Thursday, January 27, 2011

Rather Unkind Sketches/No Publicity is Bad Publicity....right?

More sketches from Open Mic nigh at the Riverwalk Cafe.  I must admit, my skills are just enough to insult my subjects.  They are just life like enough to be recognizable.  How wretched.  Especially since Punk Rock Kid did one of me on his admittedly filthy napkin, that is much kinder.

Punk Rock Kid

See what I mean?  I really don't deserve this.

Saturday, January 8, 2011

braided bracelets

I saw a bracelet in  Artful Blogging magazine made out of braided strips of fabric.  I'm not sure if I even like my own version of it, but we tried.

Levity got distracted along the way, and made flags, instead.

My friend and fellow artist/crafter Rachel Conte

Levity also decided to make paper tissue dresses for the barbies.

Finally we have Levity's sea monster, including poop ball suckers, and "poysen."

Sketch a Doodle

I'm in love with our walkable downtown coffee shop, the Riverwalk Cafe.  Host to my book club, early morning journaling sessions, gelato rivaling NYC and now: Open Mic night, I can't possibly complain I'm trapped in "Cow" Hampshire.

After months of a boy dominated line up, I'm pleased to say five, count them, five girls played.  Ranging from spoken wordish deadpan humor songs, to a Nora Jones voice, to a girl who actually exhibited...wait for it...a song that included chords not in the key of G was a more than satisfactory showing.  Downside: I realize the words/imagery of "sky," "ocean," "emotions," and "good-bye" kept coming up.  With a start, I realize one or two of my songs could be categorized as Chick Songs.  Need to keep that in mind.  More original, less predictable metaphors, pronto!

Sketches from last night...

Today Jason attended an all day Church Council Training in Concord.  Apparently we pass time in a similar fashion- doodling in the margins.

Self Portrait In Series

I just discovered these on our digital camera...Levity has been hard at work.

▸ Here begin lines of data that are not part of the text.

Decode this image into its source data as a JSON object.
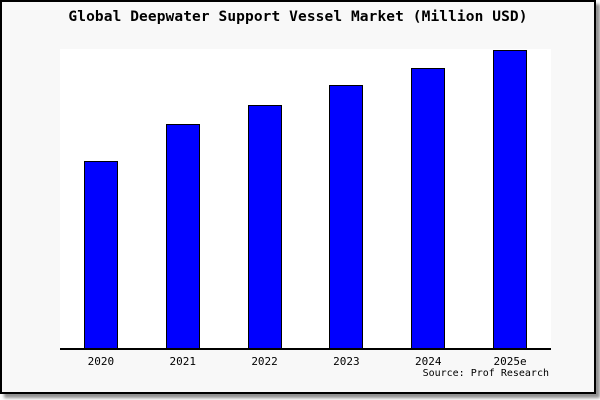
{
  "title": "Global Deepwater Support Vessel Market (Million USD)",
  "source_note": "Source: Prof Research",
  "colors": {
    "bar_fill": "#0000ff",
    "bar_border": "#000000",
    "canvas_background": "#f8f8f8",
    "plot_background": "#ffffff",
    "axis_line": "#000000",
    "text": "#000000",
    "frame_border": "#000000",
    "frame_shadow": "#8f8f8f"
  },
  "chart_data": {
    "type": "bar",
    "title": "Global Deepwater Support Vessel Market (Million USD)",
    "categories": [
      "2020",
      "2021",
      "2022",
      "2023",
      "2024",
      "2025e"
    ],
    "values": [
      62.8,
      75.3,
      81.7,
      88.4,
      93.9,
      100
    ],
    "value_scale": "relative units (% of tallest bar); chart displays no numeric y-axis",
    "xlabel": "",
    "ylabel": "",
    "ylim": [
      0,
      101
    ],
    "grid": false,
    "legend": false,
    "annotations": [
      "Source: Prof Research"
    ]
  }
}
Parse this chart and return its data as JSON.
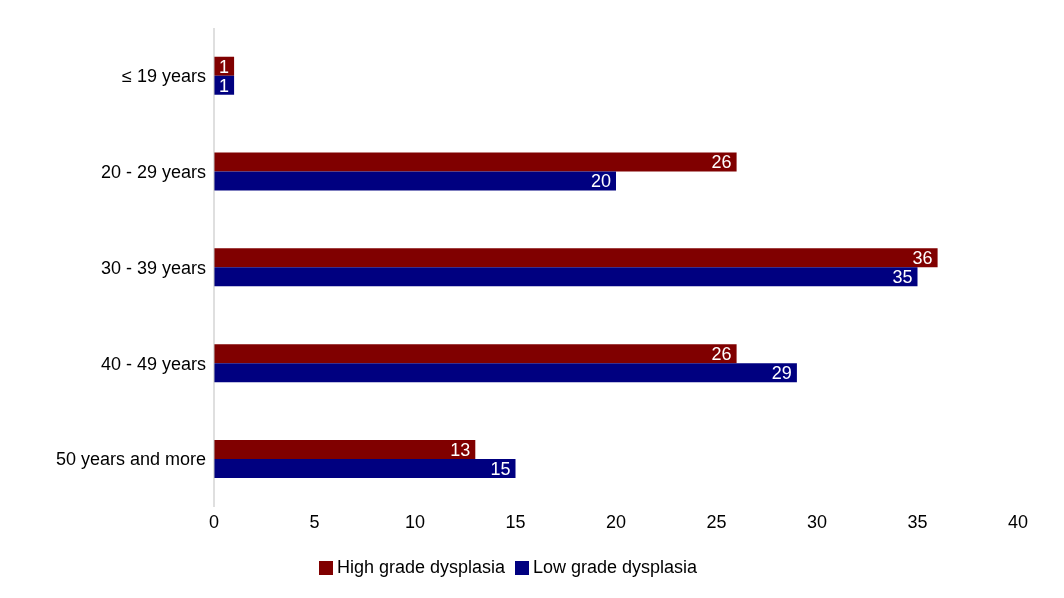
{
  "chart_data": {
    "type": "bar",
    "orientation": "horizontal",
    "categories": [
      "≤ 19 years",
      "20 - 29 years",
      "30 - 39 years",
      "40 - 49 years",
      "50 years and more"
    ],
    "series": [
      {
        "name": "High grade dysplasia",
        "color": "#800000",
        "values": [
          1,
          26,
          36,
          26,
          13
        ]
      },
      {
        "name": "Low grade dysplasia",
        "color": "#000080",
        "values": [
          1,
          20,
          35,
          29,
          15
        ]
      }
    ],
    "xlim": [
      0,
      40
    ],
    "xticks": [
      0,
      5,
      10,
      15,
      20,
      25,
      30,
      35,
      40
    ],
    "data_labels": true,
    "legend": "bottom",
    "grid": false
  }
}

note the underpants on the head; a classic device

Wednesday, January 5, 2011

Virulance of Barbie

How is it possible that, although our Barbie videos (unwrapped annually under  a relative's tree in an unstoppable tide) are practically locked away under security comparable to armed weaponry, and allowed out once a week at most, that my dear darling daughters can, spur of the moment, quote great swaths of random Barbie movies at will?  Good grief.

(This is Bella's Creative Expression assignment of the week- "Step into the shoes of a well known character"...of course she wrangled the girls for her supporting cast.)

Can anyone name that Barbie movie?


These all make me laugh...'cause I'm a hopeless word nerd, I guess.

Excerpts from Successful Lyric Writing by Sheila Davis

Tip #1:  Avoid Mixing Metaphors

"You've got me covered.....but I won't take your bait"

(love is like hunting)........(love is like fishing)

Tip #2  Metaphors- Use Sparingly

Metaphors are like seasoning-not too much of one kind, and not too many different kinds, or you'll over season your verse, like this one:

The past is a drug imprisoning my soul
Regret is a shovel digging a hole
Fear is a master standing over me
Oh, where is the power to set me free?

(According to the book, this is overwriting; what's known as a "purple patch.")

Tip #3  Give your figurative image a figurative set up

Set my course for sunny Spain
Crashed the cliffs off rocky Maine
Mid wind and wave and blinding rain
Won't put foot on land again

Girl you made a wreck of me
I'm doomed to drift my whole life through
I've gone overboard over you

Water here, more water there
Frigid water everywhere
I looked for love and found despair
Love can be so damn unfair


As a song streams by we cautiously sort our what we're currently hearing, what we've already heard, and what we've been led to expect next.  The opening of "overboard" with it's real place names of Spain and Maine, leads us to expect a literal story  So we are jolted by the obviously figurative of the title word in the chorus' opening line.  An effective metaphoric image results from setting it up figuratively and maintaining it figuratively.  To understand this important principle, consider some famous rain = trouble songs- "Stormy Weather," "Raindrops keep falling on my head," "Don't rain on my parade."  The opening line of each song announces it's figurative stance by using it's key words-weather, clouds, rain, sun- in a non literal way.  And all subsequent theme words support the plot's metaphor.  Had the writer sprinkled the opening verse with a few expressions like a stormy time on the sea of love, love boat was shipwrecked, the tides gone out for us, no shore in sight, and so on, then titled the lyric "Man Overboard," he could have steered his song to safe harbor.